Use memory-friendly kernels like fused attention or FlashAttention and optimize data placement for KV caches to reduce memory traffic. Combine token-level scheduling with tensor parallel or pipeline parallel model placements carefully so that communication overhead does not cancel out the batching gains.
Balancing Latency-Sensitive Versus Throughput-Oriented Workloads
Add priority lanes and small dedicated fleets. Offer two admission classes, latency-sensitive requests are directed to a fast path with smaller maximum batch sizes or reserved GPU capacity, while throughput jobs utilize the continuous batching pool.
Implement preemption or soft priority where the scheduler pulls low-priority requests out of token generation when needed, and return partial responses or stream tokens for the higher-priority flows.
Implementation Details: Prefill, KV Cache, Token Loop, and Scheduler
Prefill processes the input context and fills the KV cache; it is compute-intensive because it processes the entire input once. After prefilling, the next token loop runs many inexpensive iterations, during which the KV cache is extended and attention is read for earlier tokens.

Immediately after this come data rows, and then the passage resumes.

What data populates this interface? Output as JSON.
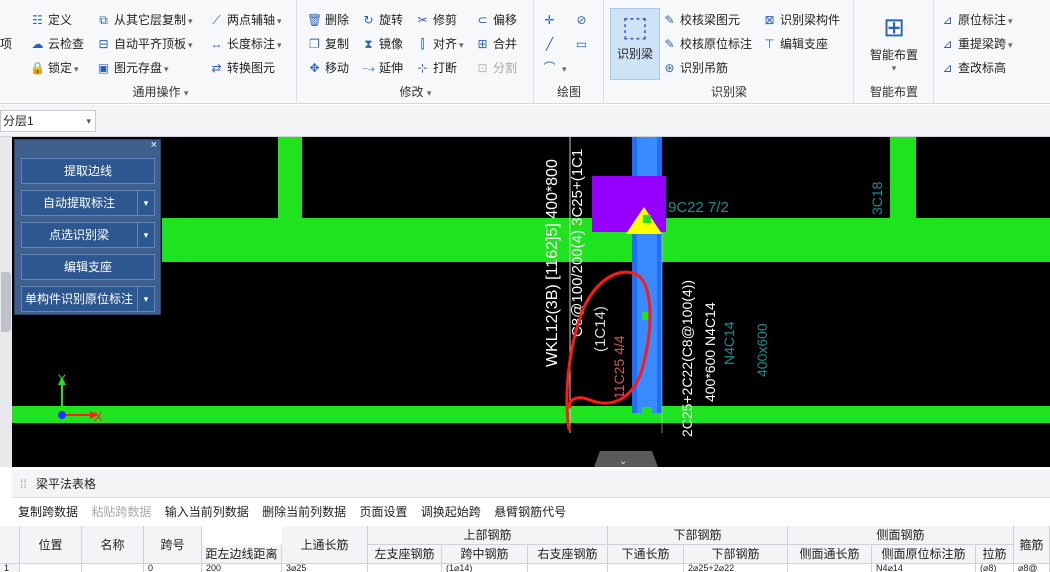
{
  "ribbon": {
    "left_cut": "项",
    "general_ops": {
      "col1": [
        "定义",
        "云检查",
        "锁定"
      ],
      "col2": [
        "从其它层复制",
        "自动平齐顶板",
        "图元存盘"
      ],
      "col3": [
        "两点辅轴",
        "长度标注",
        "转换图元"
      ],
      "label": "通用操作"
    },
    "modify": {
      "col1": [
        "删除",
        "复制",
        "移动"
      ],
      "col2": [
        "旋转",
        "镜像",
        "延伸"
      ],
      "col3": [
        "修剪",
        "对齐",
        "打断"
      ],
      "col4": [
        "偏移",
        "合并",
        "分割"
      ],
      "label": "修改"
    },
    "draw": {
      "label": "绘图"
    },
    "recognize": {
      "big_button": "识别梁",
      "items": [
        "校核梁图元",
        "校核原位标注",
        "识别吊筋"
      ],
      "component": [
        "识别梁构件",
        "编辑支座"
      ],
      "label": "识别梁"
    },
    "smart": {
      "big_button": "智能布置",
      "label": "智能布置"
    },
    "right": [
      "原位标注",
      "重提梁跨",
      "查改标高"
    ]
  },
  "layer": {
    "selected": "分层1"
  },
  "panel": {
    "buttons": [
      "提取边线",
      "自动提取标注",
      "点选识别梁",
      "编辑支座",
      "单构件识别原位标注"
    ]
  },
  "canvas_text": {
    "beam_label": "WKL12(3B) [1162]5] 400*800",
    "stirrup": "C8@100/200(4) 3C25+(1C1",
    "sub1": "(1C14)",
    "sub2": "11C25 4/4",
    "right_label": "9C22 7/2",
    "far_right": "3C18",
    "vert_b1": "2C25+2C22(C8@100(4))",
    "vert_b2": "400*600 N4C14",
    "vert_b3": "N4C14",
    "vert_b4": "400x600",
    "axis_y": "Y",
    "axis_x": "X"
  },
  "table_panel": {
    "title": "梁平法表格",
    "toolbar": [
      "复制跨数据",
      "粘贴跨数据",
      "输入当前列数据",
      "删除当前列数据",
      "页面设置",
      "调换起始跨",
      "悬臂钢筋代号"
    ],
    "group_headers": [
      "上部钢筋",
      "下部钢筋",
      "侧面钢筋"
    ],
    "columns": [
      "位置",
      "名称",
      "跨号",
      "距左边线距离",
      "上通长筋",
      "左支座钢筋",
      "跨中钢筋",
      "右支座钢筋",
      "下通长筋",
      "下部钢筋",
      "侧面通长筋",
      "侧面原位标注筋",
      "拉筋",
      "箍筋"
    ],
    "row": [
      "1",
      "",
      "0",
      "200",
      "3⌀25",
      "",
      "(1⌀14)",
      "",
      "",
      "2⌀25+2⌀22",
      "",
      "N4⌀14",
      "(⌀8)",
      "⌀8@"
    ]
  },
  "colors": {
    "beam": "#1ee31e",
    "column": "#1f6fff",
    "pier": "#9600ff",
    "marker": "#ffff00"
  }
}
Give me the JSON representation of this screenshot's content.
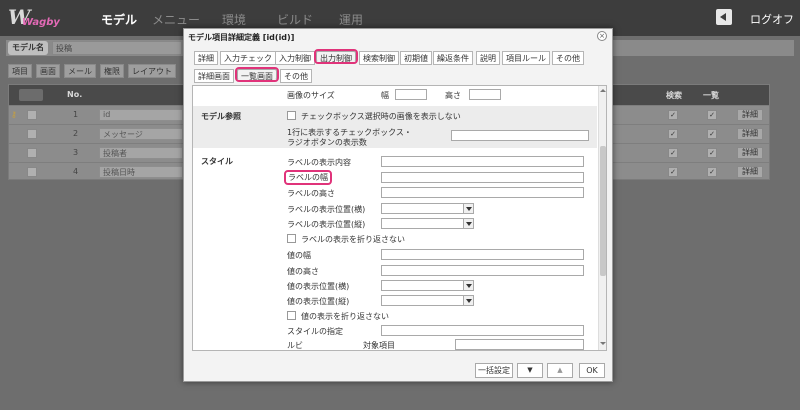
{
  "brand": {
    "logo_main": "W",
    "logo_sub": "Wagby"
  },
  "topnav": [
    "モデル",
    "メニュー",
    "環境",
    "ビルド",
    "運用"
  ],
  "logout_label": "ログオフ",
  "model": {
    "label": "モデル名",
    "value": "投稿"
  },
  "bg_tabs": [
    "項目",
    "画面",
    "メール",
    "権限",
    "レイアウト"
  ],
  "bg_table": {
    "headers": [
      "No.",
      "検索",
      "一覧"
    ],
    "rows": [
      {
        "no": "1",
        "id": "id",
        "detail": "詳細"
      },
      {
        "no": "2",
        "id": "メッセージ",
        "detail": "詳細"
      },
      {
        "no": "3",
        "id": "投稿者",
        "detail": "詳細"
      },
      {
        "no": "4",
        "id": "投稿日時",
        "detail": "詳細"
      }
    ]
  },
  "dialog": {
    "title": "モデル項目詳細定義 [id(id)]",
    "tabs_row1": [
      "詳細",
      "入力チェック",
      "入力制御",
      "出力制御",
      "検索制御",
      "初期値",
      "繰返条件",
      "説明",
      "項目ルール",
      "その他"
    ],
    "tabs_row2": [
      "詳細画面",
      "一覧画面",
      "その他"
    ],
    "image_size": {
      "label": "画像のサイズ",
      "width_label": "幅",
      "height_label": "高さ"
    },
    "model_ref": {
      "label": "モデル参照",
      "hide_image": "チェックボックス選択時の画像を表示しない",
      "count_label_1": "1行に表示するチェックボックス・",
      "count_label_2": "ラジオボタンの表示数"
    },
    "style": {
      "label": "スタイル",
      "rows": [
        "ラベルの表示内容",
        "ラベルの幅",
        "ラベルの高さ",
        "ラベルの表示位置(横)",
        "ラベルの表示位置(縦)",
        "ラベルの表示を折り返さない",
        "値の幅",
        "値の高さ",
        "値の表示位置(横)",
        "値の表示位置(縦)",
        "値の表示を折り返さない",
        "スタイルの指定",
        "ルビ"
      ],
      "ruby_target": "対象項目"
    },
    "footer": {
      "bulk": "一括設定",
      "down": "▼",
      "up": "▲",
      "ok": "OK"
    }
  }
}
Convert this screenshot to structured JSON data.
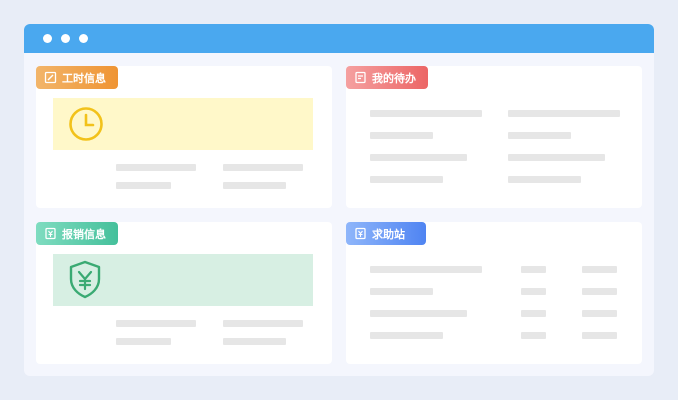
{
  "window": {
    "titlebar_color": "#4aa8ef",
    "dots": [
      "dot",
      "dot",
      "dot"
    ]
  },
  "cards": {
    "work_hours": {
      "title": "工时信息",
      "icon": "edit-icon",
      "tag_color": "#f0a040",
      "banner_color": "#fff8c9",
      "banner_icon": "clock-icon",
      "banner_icon_color": "#f2c21a"
    },
    "todo": {
      "title": "我的待办",
      "icon": "note-icon",
      "tag_color": "#ee6b6b"
    },
    "reimbursement": {
      "title": "报销信息",
      "icon": "receipt-icon",
      "tag_color": "#4fc9a5",
      "banner_color": "#d7efe3",
      "banner_icon": "yuan-shield-icon",
      "banner_icon_color": "#3aaa73"
    },
    "help": {
      "title": "求助站",
      "icon": "receipt-icon",
      "tag_color": "#5b8ff5"
    }
  }
}
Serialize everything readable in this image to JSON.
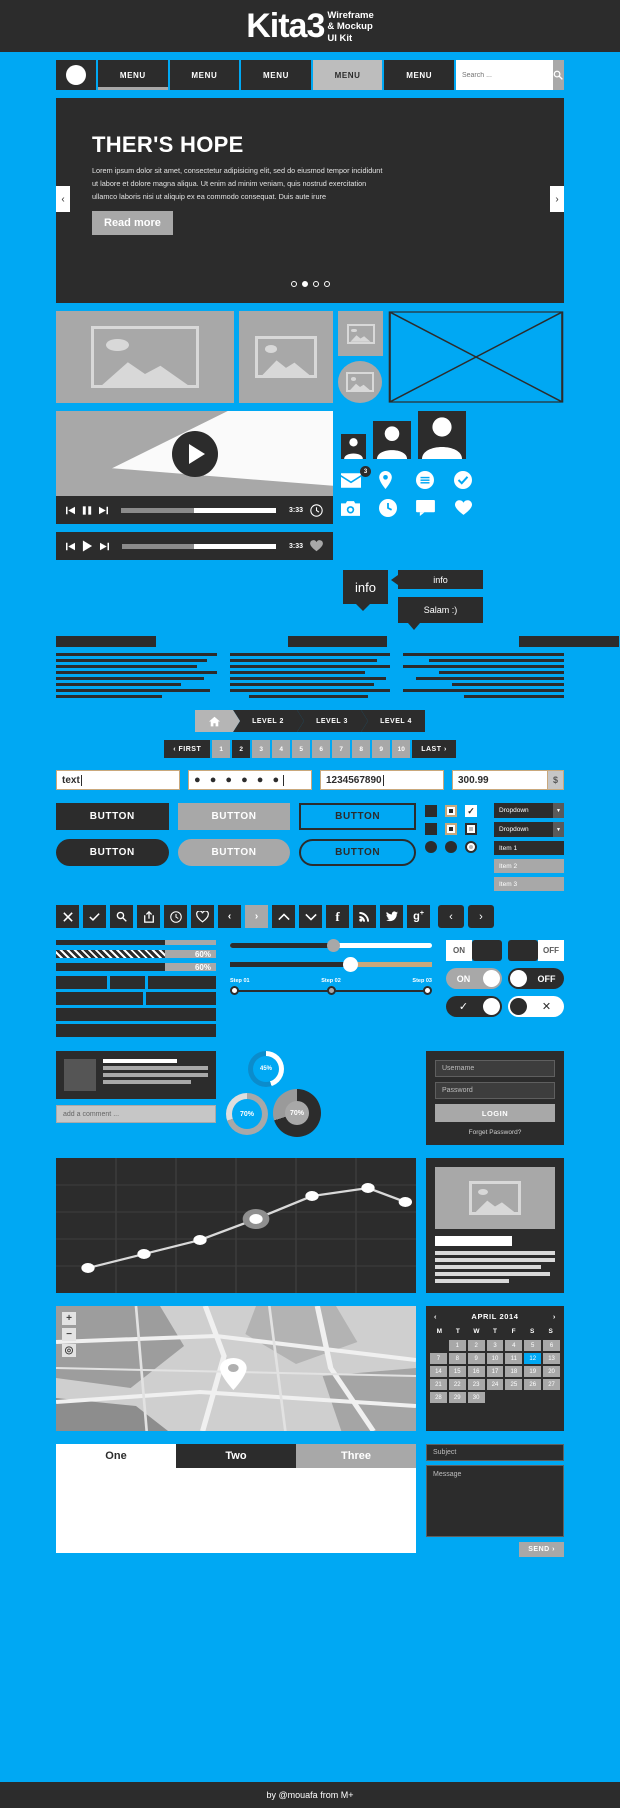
{
  "banner": {
    "logo": "Kita3",
    "sub_line1": "Wireframe",
    "sub_line2": "& Mockup",
    "sub_line3": "UI Kit"
  },
  "nav": {
    "items": [
      {
        "label": "MENU"
      },
      {
        "label": "MENU"
      },
      {
        "label": "MENU"
      },
      {
        "label": "MENU"
      },
      {
        "label": "MENU"
      }
    ],
    "search_placeholder": "Search ...",
    "search_icon": "search-icon"
  },
  "hero": {
    "title": "THER'S HOPE",
    "body": "Lorem ipsum dolor sit amet, consectetur adipisicing elit, sed do eiusmod tempor incididunt ut labore et dolore magna aliqua. Ut enim ad minim veniam, quis nostrud exercitation ullamco laboris nisi ut aliquip ex ea commodo consequat. Duis aute irure",
    "cta": "Read more",
    "prev": "‹",
    "next": "›",
    "dots_total": 4,
    "dots_active": 2
  },
  "player": {
    "time_top": "3:33",
    "time_bottom": "3:33",
    "progress_percent": 47
  },
  "tooltips": {
    "tip1": "info",
    "tip2": "info",
    "tip3": "Salam :)"
  },
  "breadcrumb": {
    "home_icon": "home-icon",
    "items": [
      "LEVEL 2",
      "LEVEL 3",
      "LEVEL 4"
    ]
  },
  "pagination": {
    "first": "‹ FIRST",
    "last": "LAST ›",
    "pages": [
      "1",
      "2",
      "3",
      "4",
      "5",
      "6",
      "7",
      "8",
      "9",
      "10"
    ],
    "active": "2"
  },
  "inputs": {
    "text_value": "text",
    "password_value": "● ● ● ● ● ●",
    "number_value": "1234567890",
    "currency_value": "300.99",
    "currency_suffix": "$"
  },
  "buttons": {
    "row1": [
      "BUTTON",
      "BUTTON",
      "BUTTON"
    ],
    "row2": [
      "BUTTON",
      "BUTTON",
      "BUTTON"
    ]
  },
  "dropdowns": {
    "items": [
      {
        "label": "Dropdown"
      },
      {
        "label": "Dropdown"
      }
    ],
    "list": [
      {
        "label": "Item 1",
        "selected": true
      },
      {
        "label": "Item 2",
        "selected": false
      },
      {
        "label": "Item 3",
        "selected": false
      }
    ]
  },
  "icon_bar": [
    "close-icon",
    "check-icon",
    "search-icon",
    "share-icon",
    "clock-icon",
    "heart-icon",
    "chevron-left-icon",
    "chevron-right-icon",
    "chevron-up-icon",
    "chevron-down-icon",
    "facebook-icon",
    "rss-icon",
    "twitter-icon",
    "google-plus-icon",
    "arrow-left-icon",
    "arrow-right-icon"
  ],
  "progress": {
    "bar1_percent": 68,
    "bar2_label": "60%",
    "bar3_label": "60%"
  },
  "sliders": {
    "slider1_percent": 52,
    "slider2_percent": 62,
    "steps": [
      "Step 01",
      "Step 02",
      "Step 03"
    ]
  },
  "toggles": {
    "on_label": "ON",
    "off_label": "OFF",
    "pill_on": "ON",
    "pill_off": "OFF",
    "check_icon": "check-icon",
    "cross_icon": "close-icon"
  },
  "comment": {
    "placeholder": "add a comment ..."
  },
  "donuts": [
    {
      "label": "45%",
      "value": 45
    },
    {
      "label": "70%",
      "value": 70
    },
    {
      "label": "70%",
      "value": 70
    }
  ],
  "login": {
    "username_placeholder": "Username",
    "password_placeholder": "Password",
    "submit": "LOGIN",
    "forgot": "Forget Password?"
  },
  "chart_data": {
    "type": "line",
    "title": "",
    "xlabel": "",
    "ylabel": "",
    "x": [
      0,
      1,
      2,
      3,
      4,
      5,
      6
    ],
    "values": [
      12,
      28,
      36,
      55,
      74,
      82,
      70
    ],
    "ylim": [
      0,
      100
    ],
    "grid": true,
    "legend": "none",
    "highlight_index": 3,
    "line_color": "#e0e0e0",
    "point_color": "#ffffff"
  },
  "map": {
    "zoom_in": "+",
    "zoom_out": "−",
    "locate_icon": "locate-icon",
    "pin_icon": "map-pin-icon"
  },
  "calendar": {
    "prev": "‹",
    "next": "›",
    "title": "APRIL 2014",
    "dow": [
      "M",
      "T",
      "W",
      "T",
      "F",
      "S",
      "S"
    ],
    "leading_blanks": 1,
    "days": [
      "1",
      "2",
      "3",
      "4",
      "5",
      "6",
      "7",
      "8",
      "9",
      "10",
      "11",
      "12",
      "13",
      "14",
      "15",
      "16",
      "17",
      "18",
      "19",
      "20",
      "21",
      "22",
      "23",
      "24",
      "25",
      "26",
      "27",
      "28",
      "29",
      "30"
    ],
    "selected": "12"
  },
  "tabs": {
    "items": [
      "One",
      "Two",
      "Three"
    ],
    "active": "One"
  },
  "contact_form": {
    "subject_placeholder": "Subject",
    "message_placeholder": "Message",
    "send": "SEND ›"
  },
  "footer": {
    "text": "by @mouafa from M+"
  },
  "colors": {
    "accent": "#00a8f3",
    "dark": "#2c2c2c",
    "grey": "#a8a8a8",
    "white": "#ffffff"
  }
}
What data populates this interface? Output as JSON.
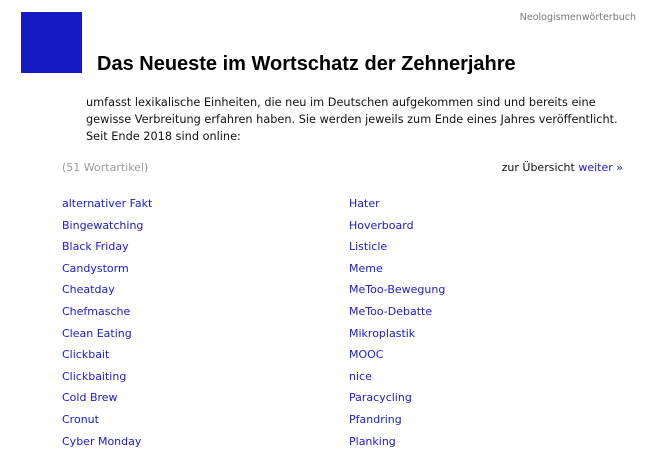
{
  "header": {
    "site_name": "Neologismenwörterbuch",
    "logo_color": "#1719c5",
    "title": "Das Neueste im Wortschatz der Zehnerjahre"
  },
  "intro": "umfasst lexikalische Einheiten, die neu im Deutschen aufgekommen sind und bereits eine gewisse Verbreitung erfahren haben. Sie werden jeweils zum Ende eines Jahres veröffentlicht. Seit Ende 2018 sind online:",
  "listing": {
    "count": "(51 Wortartikel)",
    "overview_text": "zur Übersicht",
    "more_link": "weiter »"
  },
  "words_left": [
    "alternativer Fakt",
    "Bingewatching",
    "Black Friday",
    "Candystorm",
    "Cheatday",
    "Chefmasche",
    "Clean Eating",
    "Clickbait",
    "Clickbaiting",
    "Cold Brew",
    "Cronut",
    "Cyber Monday"
  ],
  "words_right": [
    "Hater",
    "Hoverboard",
    "Listicle",
    "Meme",
    "MeToo-Bewegung",
    "MeToo-Debatte",
    "Mikroplastik",
    "MOOC",
    "nice",
    "Paracycling",
    "Pfandring",
    "Planking"
  ]
}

The server maintains per sequence state, including attention keys and values, position counters, RNG seeds for sampling, and stopping criteria. The scheduler steps through layers in a pipelined loop, packs active sequences into a micro batch for each layer, and then launches optimized kernels. Keep a cap on per-sequence KV memory and enforce max sequence lengths to protect against out-of-memory behavior.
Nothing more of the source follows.